The first would be an optical telescope bigger than the Hubble Space Telescope and capable of finding and studying Earthlike planets — potentially habitable “exo-Earths” — in the nearby cosmos. Only NASA could accomplish this, the astronomers said, noting that it could be ready in 2040 and would cost $11 billion. Those two recommendations were the biggest in a long-awaited, 614-page report, Pathways to Discovery in Astronomy and Astrophysics for the 2020s, released by the National Academies of Sciences, Engineering and Medicine on Thursday. Every 10 years for the last 70, the academy has sponsored a survey of the astronomical community in order to set priorities for big-ticket items over the next decade. The Decadal Survey, as it is known, commands the attention of Congress, NASA, the National Science Foundation and the Department of Energy. This year’s effort — chaired by Fiona A. Harrison of the California Institute of Technology and Robert C. Kennicutt, Jr, of the University of Arizona — took three years and entailed dozens of meetings and discussions among 13 subpanels spanning every branch of astronomy. In all, 860 White Papers were submitted to the survey, describing telescopes that might be built, space missions that should be launched, experiments or observations that should be done, and issues such as diversity that the astronomical community should address. In an interview, Dr. Harrison said their committee had tried to balance ambition against the amount of time and money these projects would take.
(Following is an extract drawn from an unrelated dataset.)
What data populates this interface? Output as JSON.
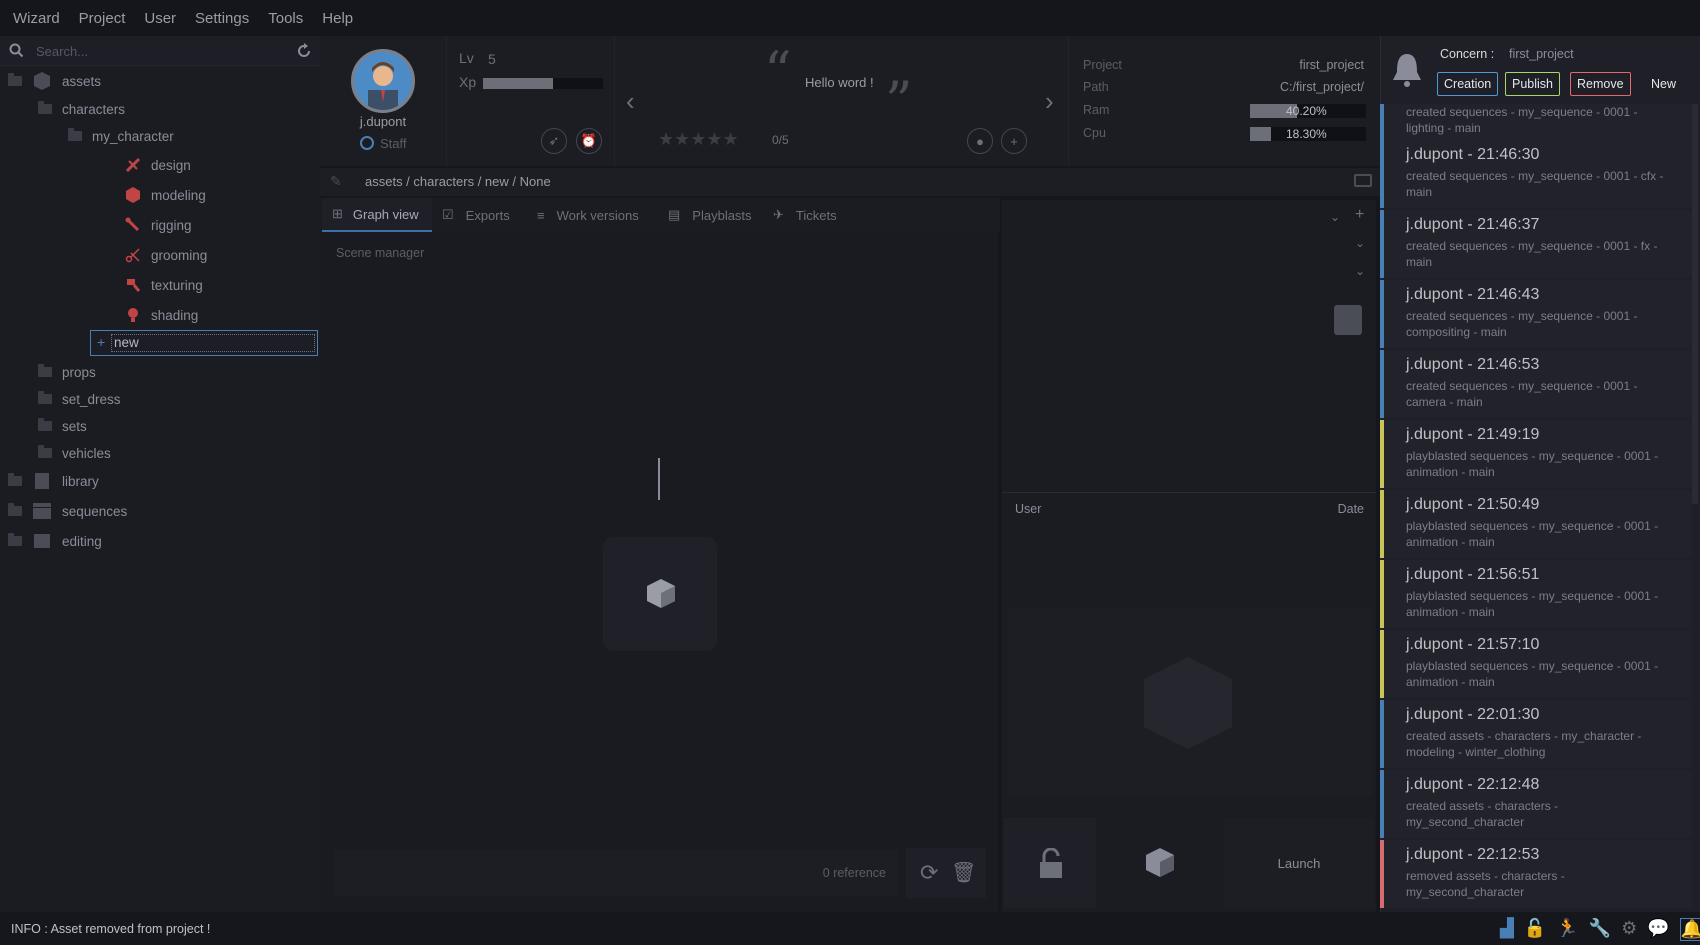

For instance, several ideas were floated for planet-prospecting spacecraft. Some were too big, some were too small; some would take a century to execute. Rather than choose one of these, the group asked the community and NASA to come back with ideas for a space telescope six meters in diameter. (Hubble’s main mirror is 2.4 meters in diameter.) “A six-meter telescope appears to be an achievable ambition,” Dr. Harrison said. “This is an ambitious quest by nature,” she added. “Only NASA, only the U.S. can do this. We believe we can do it.”